Adaxial-abaxial bipolar leaf genes encode a putative cytokinin receptor and HD-Zip III, and control the formation of ectopic shoot meristems in rice.
Takumi TezukaRie SatoJun-Ichi ItohToshiki KobayashiTomokazu WatanabeKaito ChibaHaruki ShimizuTakuma NabetaHidehiko SunoharaHiroetsu WabikoNobuhiro NagasawaNamiko Satoh-NagasawaPublished in: Development (Cambridge, England) (2024)
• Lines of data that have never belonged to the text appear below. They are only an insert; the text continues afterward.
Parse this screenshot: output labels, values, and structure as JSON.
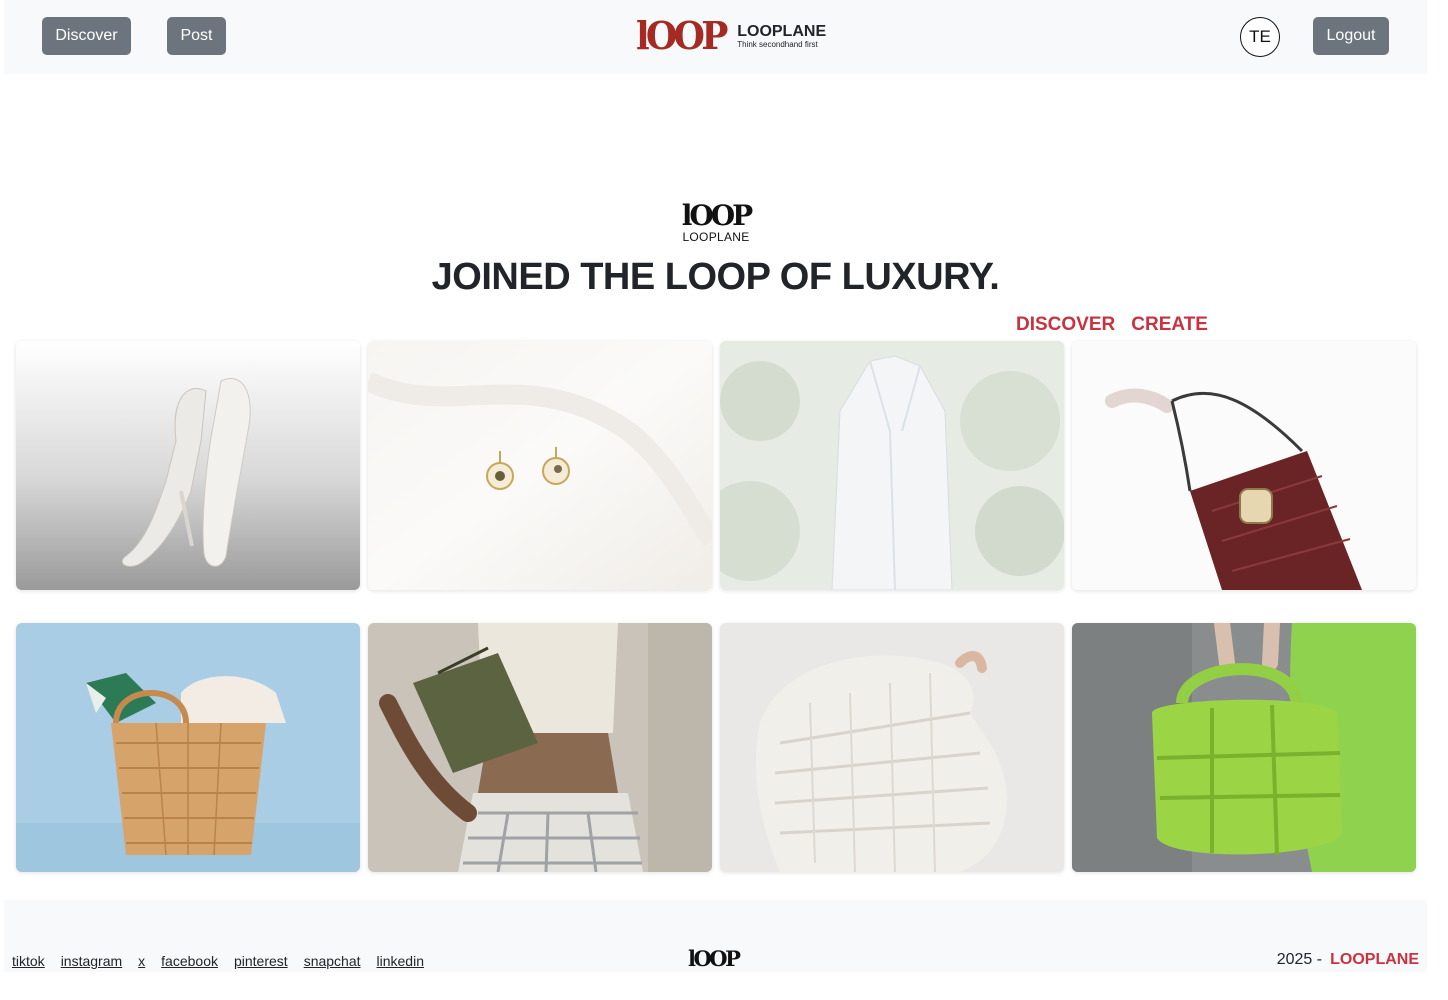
{
  "navbar": {
    "discover_label": "Discover",
    "post_label": "Post",
    "logout_label": "Logout",
    "avatar_initials": "TE",
    "brand": {
      "mark": "lOOP",
      "name": "LOOPLANE",
      "tagline": "Think secondhand first",
      "color": "#a52a23"
    }
  },
  "hero": {
    "logo_mark": "lOOP",
    "logo_name": "LOOPLANE",
    "headline": "JOINED THE LOOP OF LUXURY.",
    "links": {
      "discover": "DISCOVER",
      "create": "CREATE"
    },
    "accent_color": "#c9333f"
  },
  "gallery": {
    "items": [
      {
        "icon": "white-heels-image"
      },
      {
        "icon": "earrings-image"
      },
      {
        "icon": "blazer-image"
      },
      {
        "icon": "handbag-image"
      },
      {
        "icon": "straw-basket-image"
      },
      {
        "icon": "olive-bag-outfit-image"
      },
      {
        "icon": "knit-sweater-image"
      },
      {
        "icon": "green-puffer-bag-image"
      }
    ]
  },
  "footer": {
    "social": [
      "tiktok",
      "instagram",
      "x",
      "facebook",
      "pinterest",
      "snapchat",
      "linkedin"
    ],
    "logo_mark": "lOOP",
    "year": "2025 -",
    "brand": "LOOPLANE"
  }
}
Shoot apical meristems (SAMs) continuously initiate organ formation and maintain pluripotency through dynamic genetic regulations and cell-to-cell communications. The activity of meristems directly affects the plant's structure by determining the number and arrangement of organs and tissues. We have taken a forward genetic approach to dissect the genetic pathway that controls cell differentiation around the SAM. The rice mutants, adaxial-abaxial bipolar leaf 1 and 2 (abl1 and abl2), produce an ectopic leaf that is fused back-to-back with the fourth leaf, the first leaf produced after embryogenesis. The abaxial-abaxial fusion is associated with the formation of an ectopic shoot meristem at the adaxial base of the fourth leaf primordium. We cloned the ABL1 and ABL2 genes of rice by mapping their chromosomal positions. ABL1 encodes OsHK6, a histidine kinase, and ABL2 encodes a transcription factor, OSHB3 (Class III homeodomain leucine zipper). Expression analyses of these mutant genes as well as OSH1, a rice ortholog of the Arabidopsis STM gene, unveiled a regulatory circuit that controls the formation of an ectopic meristem near the SAM at germination.